Perempuan yang tengah bersiap diri untuk berangkat kerja mengurungkan diri untuk bertemu sang papa di meja makan nanti. Minggu ini adalah minggu terakhir baginya untuk mencari sang dambaan hati namun apa bisa dibuat jika hingga saat ini pangerannya itu benar-benar tidak menampakkan diri sama sekali.

“Oke Ran lo harus bersikap biasa aja di depan Papa, buat Papa yakin sama lo kalau calon yang lo pilih sendiri masih on the way dari kayangan.”

Rani sendiri juga meruntuki kesalahannya saat dulu pernah ditanya kapan mau menikah, bodohnya Rani dia bilang jika “Papa atur saja” tiga kata sakral yang membuatnya dilema hingga nafsu makannya berkurang. Ia pikir jodoh akan datang sendiri seiring dengan berjalannya waktu, namun sepertinya dia salah karena doa sang ayah lebih kuat daripada doanya sendiri yang bertarung di atas langit.

Dulu dia yang menantang namun sekarang dia sendiri yang ciut menerima kenyataan pernikahan di depan mata. Tapi bukankah ini terlalu cepat untuk dirinya? Bukankah ini terlalu mengada-ngada? Ini sangat tidak adil untuk dirinya karena dia tengah semangat mengejar karirnya, karena sekarang ada mas golden age bagi karirnya.

“Emang lo sendiri juga salah Ran, lagian si papa yang prefectsionist gitu pakai lo tantang segala.
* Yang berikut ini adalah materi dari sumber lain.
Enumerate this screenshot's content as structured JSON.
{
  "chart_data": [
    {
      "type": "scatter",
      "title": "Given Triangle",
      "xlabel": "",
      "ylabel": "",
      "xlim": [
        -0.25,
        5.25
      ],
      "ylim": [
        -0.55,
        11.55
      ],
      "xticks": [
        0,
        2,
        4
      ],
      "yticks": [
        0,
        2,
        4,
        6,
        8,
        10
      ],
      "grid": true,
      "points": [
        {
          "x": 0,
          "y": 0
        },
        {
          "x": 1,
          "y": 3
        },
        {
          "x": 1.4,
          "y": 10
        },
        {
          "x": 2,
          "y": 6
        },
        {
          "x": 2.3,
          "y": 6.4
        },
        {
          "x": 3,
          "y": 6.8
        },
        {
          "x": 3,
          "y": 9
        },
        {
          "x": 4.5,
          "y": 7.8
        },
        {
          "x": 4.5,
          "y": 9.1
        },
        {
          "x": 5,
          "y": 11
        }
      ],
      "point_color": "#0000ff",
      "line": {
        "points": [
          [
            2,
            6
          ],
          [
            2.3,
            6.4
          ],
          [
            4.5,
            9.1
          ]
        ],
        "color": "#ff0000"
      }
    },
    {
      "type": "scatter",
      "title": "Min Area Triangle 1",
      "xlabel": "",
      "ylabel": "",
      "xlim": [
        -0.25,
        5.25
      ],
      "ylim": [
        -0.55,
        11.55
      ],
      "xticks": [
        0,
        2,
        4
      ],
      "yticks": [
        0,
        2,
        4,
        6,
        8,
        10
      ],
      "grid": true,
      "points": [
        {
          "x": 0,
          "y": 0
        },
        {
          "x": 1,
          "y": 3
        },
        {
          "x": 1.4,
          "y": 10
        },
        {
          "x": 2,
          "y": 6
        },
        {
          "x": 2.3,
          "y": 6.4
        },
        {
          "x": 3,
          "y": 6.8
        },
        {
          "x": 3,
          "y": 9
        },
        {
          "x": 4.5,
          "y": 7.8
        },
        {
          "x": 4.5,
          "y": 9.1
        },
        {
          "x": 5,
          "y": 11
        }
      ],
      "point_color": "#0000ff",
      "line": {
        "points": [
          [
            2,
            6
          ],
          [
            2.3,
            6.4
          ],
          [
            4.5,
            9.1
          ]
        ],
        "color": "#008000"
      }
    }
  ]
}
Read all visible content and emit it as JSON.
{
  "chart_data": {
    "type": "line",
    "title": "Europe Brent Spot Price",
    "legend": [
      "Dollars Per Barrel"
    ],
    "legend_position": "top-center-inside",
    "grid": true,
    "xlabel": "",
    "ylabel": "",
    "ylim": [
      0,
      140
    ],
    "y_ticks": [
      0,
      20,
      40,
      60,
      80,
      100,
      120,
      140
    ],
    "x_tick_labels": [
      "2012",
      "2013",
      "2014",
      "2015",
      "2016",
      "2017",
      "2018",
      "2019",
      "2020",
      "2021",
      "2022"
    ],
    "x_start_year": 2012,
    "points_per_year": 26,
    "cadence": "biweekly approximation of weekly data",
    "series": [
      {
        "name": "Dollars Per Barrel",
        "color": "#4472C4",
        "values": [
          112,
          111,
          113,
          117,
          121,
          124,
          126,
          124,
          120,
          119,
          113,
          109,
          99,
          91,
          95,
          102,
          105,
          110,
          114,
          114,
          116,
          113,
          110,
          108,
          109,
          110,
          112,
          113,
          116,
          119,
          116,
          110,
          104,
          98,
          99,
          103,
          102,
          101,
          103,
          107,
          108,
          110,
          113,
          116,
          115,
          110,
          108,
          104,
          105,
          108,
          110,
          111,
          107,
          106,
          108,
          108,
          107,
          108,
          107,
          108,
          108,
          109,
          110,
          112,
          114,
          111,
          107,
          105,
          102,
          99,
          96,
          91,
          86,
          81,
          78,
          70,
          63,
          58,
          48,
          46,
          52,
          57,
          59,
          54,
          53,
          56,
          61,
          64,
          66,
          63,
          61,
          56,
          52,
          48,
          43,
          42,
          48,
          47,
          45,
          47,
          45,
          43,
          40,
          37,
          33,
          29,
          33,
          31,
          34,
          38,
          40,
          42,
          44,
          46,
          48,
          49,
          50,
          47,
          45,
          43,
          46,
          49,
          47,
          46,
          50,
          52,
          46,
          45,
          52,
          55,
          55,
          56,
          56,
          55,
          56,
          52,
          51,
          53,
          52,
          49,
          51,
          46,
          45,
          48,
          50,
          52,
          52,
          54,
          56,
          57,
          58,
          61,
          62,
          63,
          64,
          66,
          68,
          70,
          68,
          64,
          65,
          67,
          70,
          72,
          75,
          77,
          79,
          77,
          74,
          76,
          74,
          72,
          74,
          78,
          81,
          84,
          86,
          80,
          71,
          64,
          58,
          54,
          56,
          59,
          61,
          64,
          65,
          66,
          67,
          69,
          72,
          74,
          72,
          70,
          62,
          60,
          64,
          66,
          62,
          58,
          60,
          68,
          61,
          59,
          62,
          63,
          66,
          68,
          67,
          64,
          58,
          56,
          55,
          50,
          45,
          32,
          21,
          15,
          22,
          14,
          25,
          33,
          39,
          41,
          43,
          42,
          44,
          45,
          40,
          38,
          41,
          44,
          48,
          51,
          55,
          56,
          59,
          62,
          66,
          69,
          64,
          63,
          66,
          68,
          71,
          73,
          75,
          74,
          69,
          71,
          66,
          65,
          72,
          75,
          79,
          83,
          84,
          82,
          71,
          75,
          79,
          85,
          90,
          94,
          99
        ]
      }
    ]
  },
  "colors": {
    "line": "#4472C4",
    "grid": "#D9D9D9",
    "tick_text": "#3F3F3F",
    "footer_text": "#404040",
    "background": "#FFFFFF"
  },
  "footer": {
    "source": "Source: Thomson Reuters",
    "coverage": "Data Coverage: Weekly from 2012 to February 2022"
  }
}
Giliran kayak lo sendiri yang susah kan, ah lo juga sih Ran pakai nantangin segala…..” ucap Rani frustasi dengan meremas bantal kecil di pangkuannya.

Daripada di dalam kamar dia semakin stress, Rani memutuskan melangkahkan kaki menuju meja makan, tersenyumm terhadap bibi yang menyiapkan makanan bagi mereka semua. ”Makasih ya Bi.”

“Wih si Kakak seger banget kelihatannya, habis nerima gajian yang nggak seberapa itu ya?” tanya Reno penuh semangat terhadap kakaknya.

Rani memicingkan mata melihat Reno, adiknya itu memang suka sekali memancing amarahnya. “Gaji kecil nggak papa yang penting nggak minta ke orang tua.”

“Dih baperan amat lo Kak, santai aja kali.”

“Lo yang baperan tau nggak, dikira nyari kerjaan enak seenak nyari kutu rambut? Susah cuy, masih mending kakak kasih uang jajan lo Ren.”

“Iya-iya nyenggolnya langsung uang jajan, suren deh suren.”

Rani berjalan ke arah Reno dan langsung mencubit pinggang remaja tampan itu, perbuatan adalah ketika bermain-main dengannya. “Rasain lo bocil kematian, lupa sama kakak yang nyebokin lo dulu siapa hah?”

“Aduhh…. Ampun Kak, ampun…..” ucap Reno dengan mengatupkan kedua tangannya di depan dada.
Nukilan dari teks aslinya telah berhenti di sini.